- Born: February 3, 1968 St. Louis, Missouri
- Education: Interior Design & Architecture
- Alma mater: American University in London Florida International University
- Occupation: Jewelry designer
- Website: http://www.stephaniekantis.com

= Stephanie Kantis =

American jewelry designer (born 1968)

Stephanie Kantis (born February 3, 1968, in St. Louis, Missouri) is an American jewelry designer based in Palm Beach, Florida.

== Early life and education ==
Kantis was born to Andrew and Cassandra Kantis. She grew up in St. Louis, Missouri.

Kantis attended the American University in London and graduated from Florida International University. After graduating with a degree in interior design, she moved to Dallas, Texas.

== Career ==

Shortly after moving to Dallas, Texas, Kantis was the first to design and manufacture custom, luxury baby cribs. She formed what became the premier luxury children's apparel, accessories and furniture brand under the name Stephanie Anne. Kantis established her first store – Stephanie Anne Room to Grow – on Lovers Lane (dubbed the Miracle Mile) in Dallas, Texas, in 1995. In 1999, Kantis started her second retail location near the Galleria on Post Oak Road in Houston, Texas. Kantis was the first to manufacture and retail a full scale luxury retail line for children in multiple categories.
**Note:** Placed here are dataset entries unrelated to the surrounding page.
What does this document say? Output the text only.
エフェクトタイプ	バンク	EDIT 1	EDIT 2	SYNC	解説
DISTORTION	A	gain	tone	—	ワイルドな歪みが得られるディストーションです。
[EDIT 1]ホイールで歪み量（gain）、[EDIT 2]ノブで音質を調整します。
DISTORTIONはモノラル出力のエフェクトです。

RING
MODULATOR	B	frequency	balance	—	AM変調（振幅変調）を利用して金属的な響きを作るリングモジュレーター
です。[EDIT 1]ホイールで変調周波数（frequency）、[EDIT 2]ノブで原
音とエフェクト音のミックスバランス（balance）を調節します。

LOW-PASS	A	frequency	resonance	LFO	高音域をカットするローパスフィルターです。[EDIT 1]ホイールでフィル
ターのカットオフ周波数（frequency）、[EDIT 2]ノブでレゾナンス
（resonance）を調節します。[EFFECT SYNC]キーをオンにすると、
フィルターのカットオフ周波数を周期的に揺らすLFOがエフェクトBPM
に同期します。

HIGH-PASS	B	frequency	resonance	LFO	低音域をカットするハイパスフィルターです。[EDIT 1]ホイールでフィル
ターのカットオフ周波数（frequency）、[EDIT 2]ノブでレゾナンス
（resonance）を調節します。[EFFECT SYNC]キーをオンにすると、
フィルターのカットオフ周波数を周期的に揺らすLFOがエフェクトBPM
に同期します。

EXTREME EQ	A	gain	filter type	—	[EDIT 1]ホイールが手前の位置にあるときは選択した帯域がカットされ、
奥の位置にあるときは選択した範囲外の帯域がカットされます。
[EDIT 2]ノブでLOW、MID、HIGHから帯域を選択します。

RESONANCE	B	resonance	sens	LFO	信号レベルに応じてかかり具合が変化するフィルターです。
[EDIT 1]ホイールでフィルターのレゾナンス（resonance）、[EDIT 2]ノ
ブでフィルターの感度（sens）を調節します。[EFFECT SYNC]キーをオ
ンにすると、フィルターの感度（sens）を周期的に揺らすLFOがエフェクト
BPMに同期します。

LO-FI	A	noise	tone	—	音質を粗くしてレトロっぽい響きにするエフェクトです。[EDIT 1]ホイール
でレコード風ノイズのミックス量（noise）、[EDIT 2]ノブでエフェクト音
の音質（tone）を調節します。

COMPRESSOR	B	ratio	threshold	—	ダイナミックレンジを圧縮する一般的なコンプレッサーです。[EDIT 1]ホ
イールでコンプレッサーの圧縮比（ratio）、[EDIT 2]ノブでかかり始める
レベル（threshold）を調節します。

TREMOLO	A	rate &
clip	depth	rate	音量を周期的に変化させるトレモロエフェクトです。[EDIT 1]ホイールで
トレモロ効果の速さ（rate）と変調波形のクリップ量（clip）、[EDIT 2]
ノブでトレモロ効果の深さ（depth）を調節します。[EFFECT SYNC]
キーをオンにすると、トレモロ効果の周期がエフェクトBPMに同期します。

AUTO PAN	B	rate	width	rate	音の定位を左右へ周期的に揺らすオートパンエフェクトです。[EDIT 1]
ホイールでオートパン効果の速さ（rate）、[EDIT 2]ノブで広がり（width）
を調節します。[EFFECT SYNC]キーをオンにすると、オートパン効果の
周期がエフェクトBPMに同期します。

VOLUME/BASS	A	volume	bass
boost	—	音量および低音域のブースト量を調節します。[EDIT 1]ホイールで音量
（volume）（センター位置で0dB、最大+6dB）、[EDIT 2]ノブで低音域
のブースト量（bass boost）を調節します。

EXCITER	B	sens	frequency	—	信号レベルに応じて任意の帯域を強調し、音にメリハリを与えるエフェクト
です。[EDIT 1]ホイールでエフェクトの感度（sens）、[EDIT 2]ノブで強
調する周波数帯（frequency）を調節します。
In 2005, based on demand from her customers, Kantis converted her store to a luxury home decor business. Kantis began designing and manufacturing everything from bed linens, furniture, tabletop, and lighting for distribution in her store. Kantis also started to get back to her roots of interior design and established a thriving residential interior design business with major projects in Dallas, Aspen, Miami, Palm Beach, Cabo San Lucas, and many other locations.

In 2006, based on the plans to upgrade Highland Park Village, Kantis moved her Dallas store to the flagship corner in Highland Park Village. In 2009, Kantis introduced her loungewear and cashmere collections in her Highland Park Village store.

During a visit back to Dallas at the end of the summer of 2010, Neiman Marcus asked Kantis to show her collection to them. Kantis did so and Neiman Marcus wanted to test the line in Florida, where the designer's name was not as well known. Kantis held trunk shows at the Neiman Marcus Palm Beach and Neiman Marcus Boca Raton Stores in December 2010. Neiman Marcus quickly placed an order for 3 of their stores (Palm Beach, Boca Raton, and Coral Gables) in spring 2011 under the Stephanie Anne Brand. Neiman Marcus expanded to 8 stores in the fall of 2011. By the fall of 2012, Stephanie Kantis was in 20 Neiman Marcus stores.
Saks Fifth Avenue soon discovered the line and placed a launch order for 12 of their stores in Spring 2013.
Kantis, at this point, decided to change the brand that all her jewelry was sold under to Stephanie Kantis. This change was announced and shown in Vogue with the spring 2013 jewelry launch.

Bloomingdale's discovered Stephanie Kantis in 2016 and launched the brand in 16 stores and on Bloomingdales.com in fall 2016.

Kantis has been featured in Vogue, W, Harper’s Bazaar, Town & Country, Allure, O Magazine and InStyle.